Judge padded that lead in the third inning with his fifth homer of the year, a solo shot to left field. Higashioka cleared the right-field wall in the fourth inning for his fourth homer, solidifying his claim for increased playing time over Gary Sánchez.
“I don't really concern myself too much with who's going to play when,” Higashioka said. “I know if I'm playing my best baseball, more than likely I'll end up finding more playing time at some point. My main focus is just going out there and playing my best every time.”

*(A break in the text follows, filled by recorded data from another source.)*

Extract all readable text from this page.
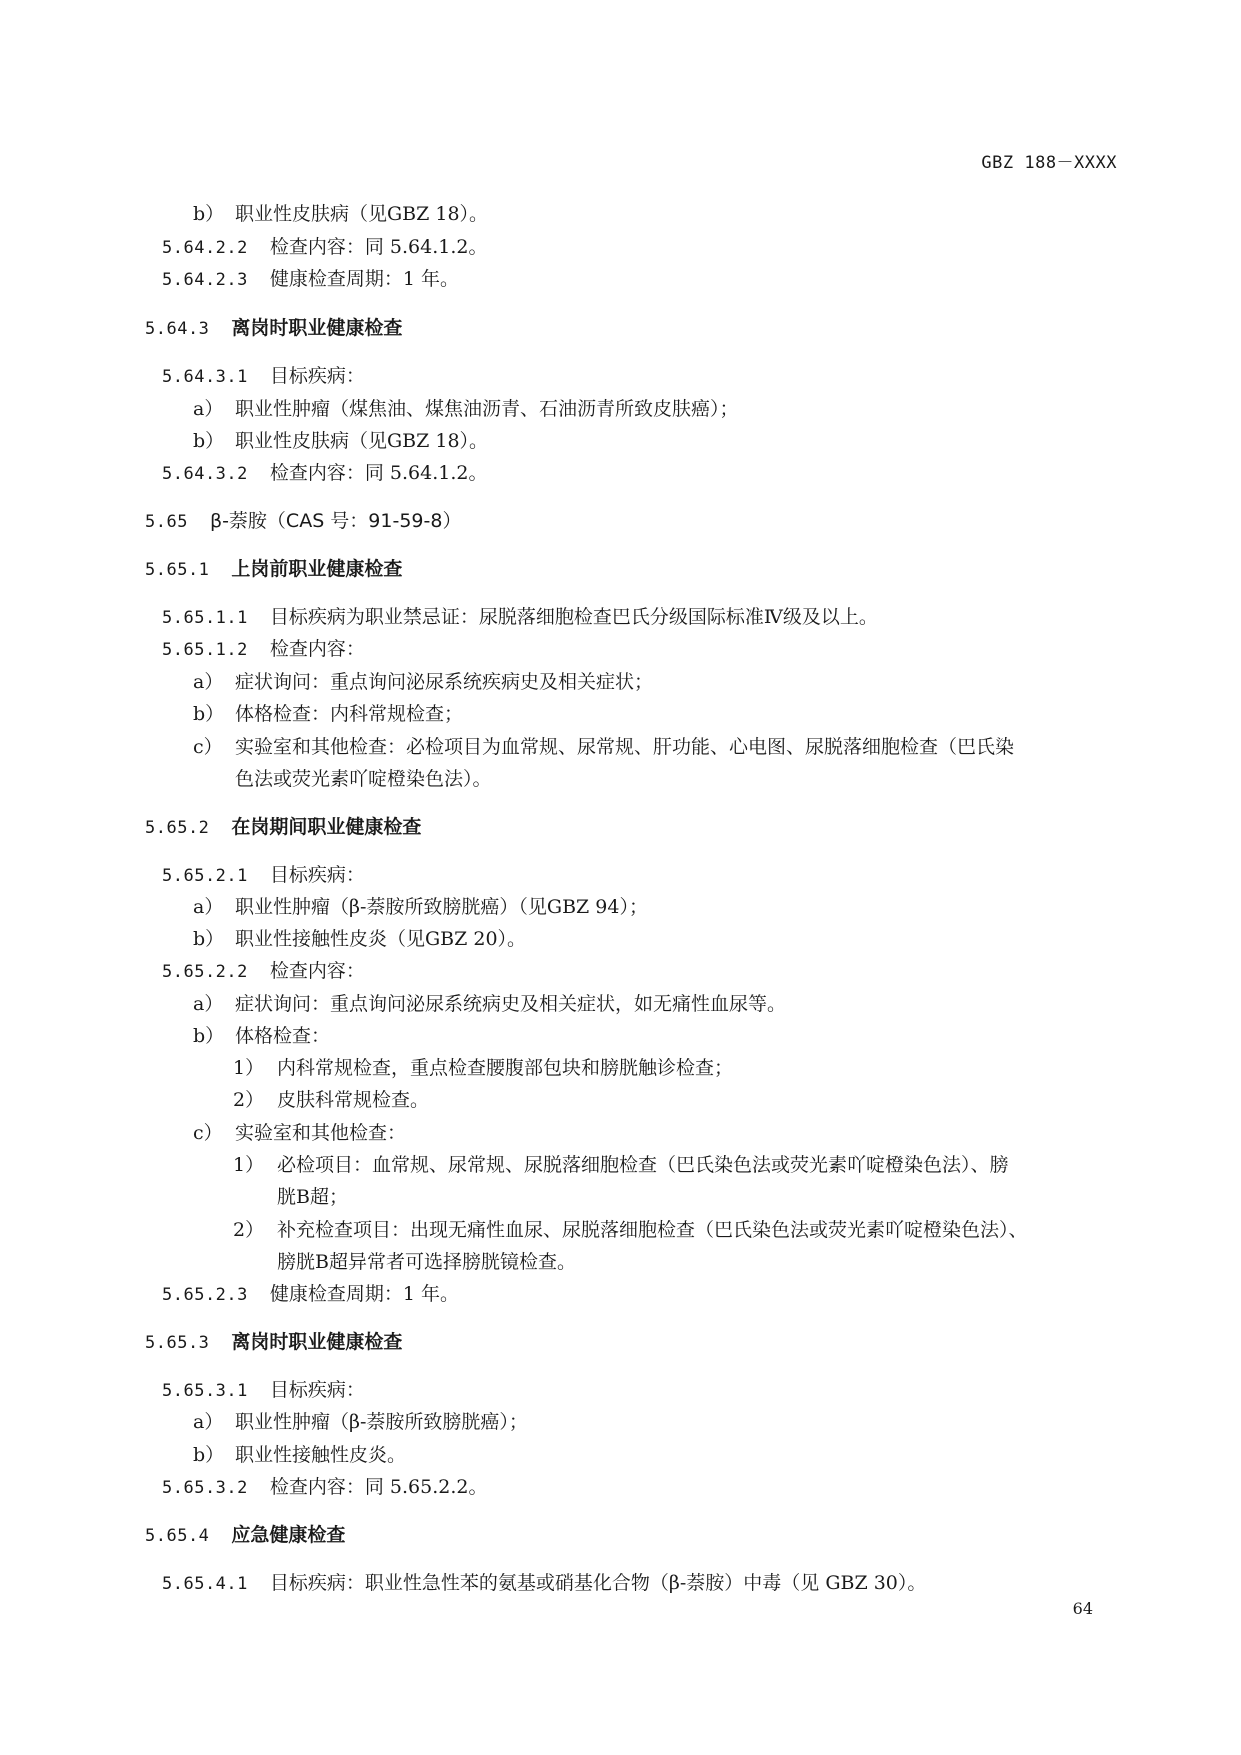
GBZ 188－XXXX
b） 职业性皮肤病（见GBZ 18）。
5.64.2.2 检查内容：同 5.64.1.2。
5.64.2.3 健康检查周期：1 年。
5.64.3 离岗时职业健康检查
5.64.3.1 目标疾病：
a） 职业性肿瘤（煤焦油、煤焦油沥青、石油沥青所致皮肤癌）；
b） 职业性皮肤病（见GBZ 18）。
5.64.3.2 检查内容：同 5.64.1.2。
5.65 β-萘胺（CAS 号：91-59-8）
5.65.1 上岗前职业健康检查
5.65.1.1 目标疾病为职业禁忌证：尿脱落细胞检查巴氏分级国际标准Ⅳ级及以上。
5.65.1.2 检查内容：
a） 症状询问：重点询问泌尿系统疾病史及相关症状；
b） 体格检查：内科常规检查；
c） 实验室和其他检查：必检项目为血常规、尿常规、肝功能、心电图、尿脱落细胞检查（巴氏染
色法或荧光素吖啶橙染色法）。
5.65.2 在岗期间职业健康检查
5.65.2.1 目标疾病：
a） 职业性肿瘤（β-萘胺所致膀胱癌）（见GBZ 94）；
b） 职业性接触性皮炎（见GBZ 20）。
5.65.2.2 检查内容：
a） 症状询问：重点询问泌尿系统病史及相关症状，如无痛性血尿等。
b） 体格检查：
1） 内科常规检查，重点检查腰腹部包块和膀胱触诊检查；
2） 皮肤科常规检查。
c） 实验室和其他检查：
1） 必检项目：血常规、尿常规、尿脱落细胞检查（巴氏染色法或荧光素吖啶橙染色法）、膀
胱B超；
2） 补充检查项目：出现无痛性血尿、尿脱落细胞检查（巴氏染色法或荧光素吖啶橙染色法）、
膀胱B超异常者可选择膀胱镜检查。
5.65.2.3 健康检查周期：1 年。
5.65.3 离岗时职业健康检查
5.65.3.1 目标疾病：
a） 职业性肿瘤（β-萘胺所致膀胱癌）；
b） 职业性接触性皮炎。
5.65.3.2 检查内容：同 5.65.2.2。
5.65.4 应急健康检查
5.65.4.1 目标疾病：职业性急性苯的氨基或硝基化合物（β-萘胺）中毒（见 GBZ 30）。
64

Urshela added an RBI single to complete the scoring against Bruce Zimmermann, who allowed four runs and nine hits over 3 2/3 innings. Stanton reclaimed the team home run lead in the seventh inning with his sixth long ball of the season, a solo shot to straightaway center field off Dillon Tate.
“I thought our offense did a lot of really good things,” Boone said. “We still didn’t break through with a ton of runs, but we will certainly take five.”
Something to watch
Judge was removed after his eighth-inning at-bat and Boone said that the slugger has been experiencing lower-body soreness during this trip. Boone indicated that he would like to rest Judge on Wednesday or Thursday in Baltimore.
“I'm trying just to stay out in front of anything that comes up,” Boone said. “I’m not overly concerned. Especially through this stretch of 13 games, with the travel and everything, we’re still trying to build these guys up a little bit.”